Когда в середине июня войска достигли реки Олбы, они столкнулись с новой опасностью. Начался страшный пожар, отчего было невозможно дышать. Горели степи, подожженные татарами. Не было воды и травы для лошадей.
Голицын, посовещавшись с воеводами, решил идти дальше: не может же вся степь до Перекопа выгореть. На некоторое время ситуацию исправил прошедший ливень. Но после очередной переправы снова открылся вид выжженной степи. На совещании прикинули, что армия не сможет подойти к Перекопу раньше чем к концу августа. Таким образом, в Крым она придет обессиленная и, потеряв от голода половину людей, просто попадет татарам в рабство. Было решено возвращаться, пока не поздно.
Часть войска, включая двадцать тысяч под командованием Григория Самойловича и двадцать тысяч Л. Неплюева, Г. Косагова и фон Грагана, была направлена к нижнеднепровской крепости Казикермен.

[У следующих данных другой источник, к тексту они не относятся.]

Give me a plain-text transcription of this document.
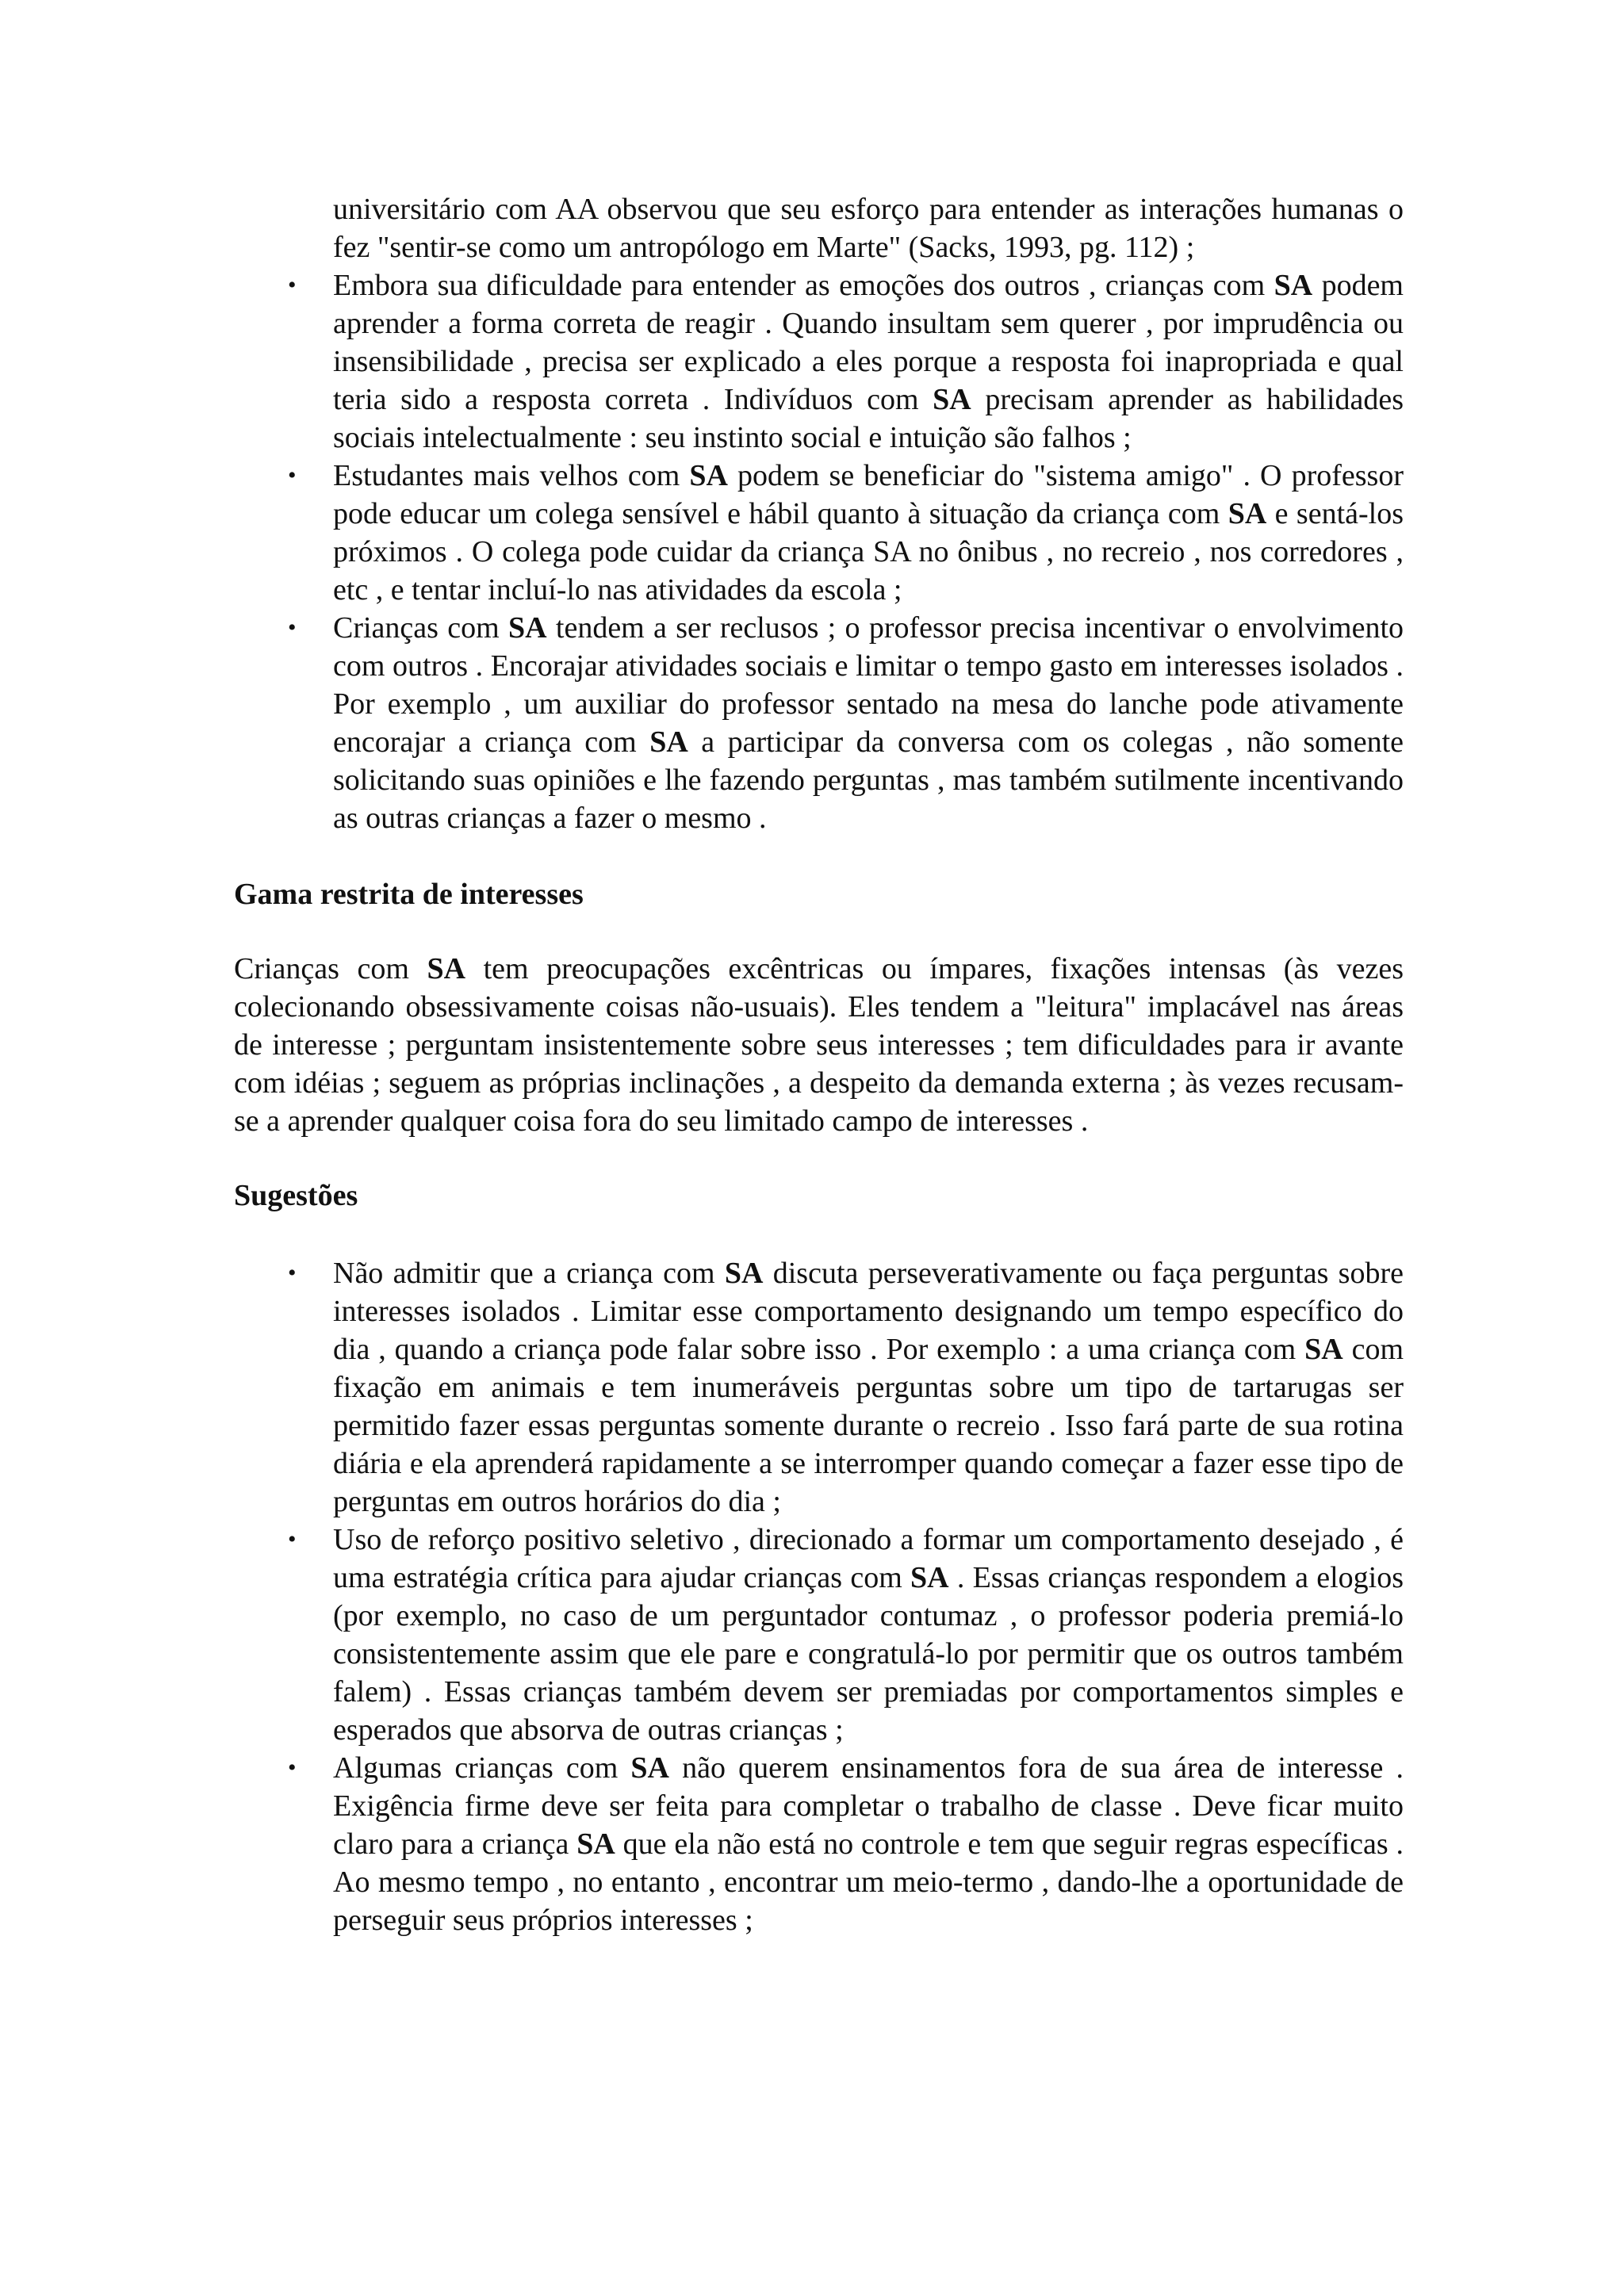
universitário com AA observou que seu esforço para entender as interações humanas o fez "sentir-se como um antropólogo em Marte" (Sacks, 1993, pg. 112) ;
• Embora sua dificuldade para entender as emoções dos outros , crianças com SA podem aprender a forma correta de reagir . Quando insultam sem querer , por imprudência ou insensibilidade , precisa ser explicado a eles porque a resposta foi inapropriada e qual teria sido a resposta correta . Indivíduos com SA precisam aprender as habilidades sociais intelectualmente : seu instinto social e intuição são falhos ;
• Estudantes mais velhos com SA podem se beneficiar do "sistema amigo" . O professor pode educar um colega sensível e hábil quanto à situação da criança com SA e sentá-los próximos . O colega pode cuidar da criança SA no ônibus , no recreio , nos corredores , etc , e tentar incluí-lo nas atividades da escola ;
• Crianças com SA tendem a ser reclusos ; o professor precisa incentivar o envolvimento com outros . Encorajar atividades sociais e limitar o tempo gasto em interesses isolados . Por exemplo , um auxiliar do professor sentado na mesa do lanche pode ativamente encorajar a criança com SA a participar da conversa com os colegas , não somente solicitando suas opiniões e lhe fazendo perguntas , mas também sutilmente incentivando as outras crianças a fazer o mesmo .

Gama restrita de interesses

Crianças com SA tem preocupações excêntricas ou ímpares, fixações intensas (às vezes colecionando obsessivamente coisas não-usuais). Eles tendem a "leitura" implacável nas áreas de interesse ; perguntam insistentemente sobre seus interesses ; tem dificuldades para ir avante com idéias ; seguem as próprias inclinações , a despeito da demanda externa ; às vezes recusam-se a aprender qualquer coisa fora do seu limitado campo de interesses .

Sugestões

• Não admitir que a criança com SA discuta perseverativamente ou faça perguntas sobre interesses isolados . Limitar esse comportamento designando um tempo específico do dia , quando a criança pode falar sobre isso . Por exemplo : a uma criança com SA com fixação em animais e tem inumeráveis perguntas sobre um tipo de tartarugas ser permitido fazer essas perguntas somente durante o recreio . Isso fará parte de sua rotina diária e ela aprenderá rapidamente a se interromper quando começar a fazer esse tipo de perguntas em outros horários do dia ;
• Uso de reforço positivo seletivo , direcionado a formar um comportamento desejado , é uma estratégia crítica para ajudar crianças com SA . Essas crianças respondem a elogios (por exemplo, no caso de um perguntador contumaz , o professor poderia premiá-lo consistentemente assim que ele pare e congratulá-lo por permitir que os outros também falem) . Essas crianças também devem ser premiadas por comportamentos simples e esperados que absorva de outras crianças ;
• Algumas crianças com SA não querem ensinamentos fora de sua área de interesse . Exigência firme deve ser feita para completar o trabalho de classe . Deve ficar muito claro para a criança SA que ela não está no controle e tem que seguir regras específicas . Ao mesmo tempo , no entanto , encontrar um meio-termo , dando-lhe a oportunidade de perseguir seus próprios interesses ;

Остальные двинулись в обратный путь. Патрик Гордон писал, что они «терпели великую нужду от смрада и пыли… лошади становились у нас от часу хуже, а в войске явилось много больных… лошади так измучились, что пушек и амуниции везти не могли… померло от нездоровой воды много людей и лошадей»79.
Старшина ставила в вину гетману, что он не высылал за языками казаков, не выставлял караулов в поле, не проведал заранее, насколько далеко все выгорело, но двинулся в поля за Конскими Водами, где все было уничтожено огнем. Голицын, мол, пошел за ним следом, думая, что впереди будет вдоволь конских кормов, а там было лишь «все поле згорелое».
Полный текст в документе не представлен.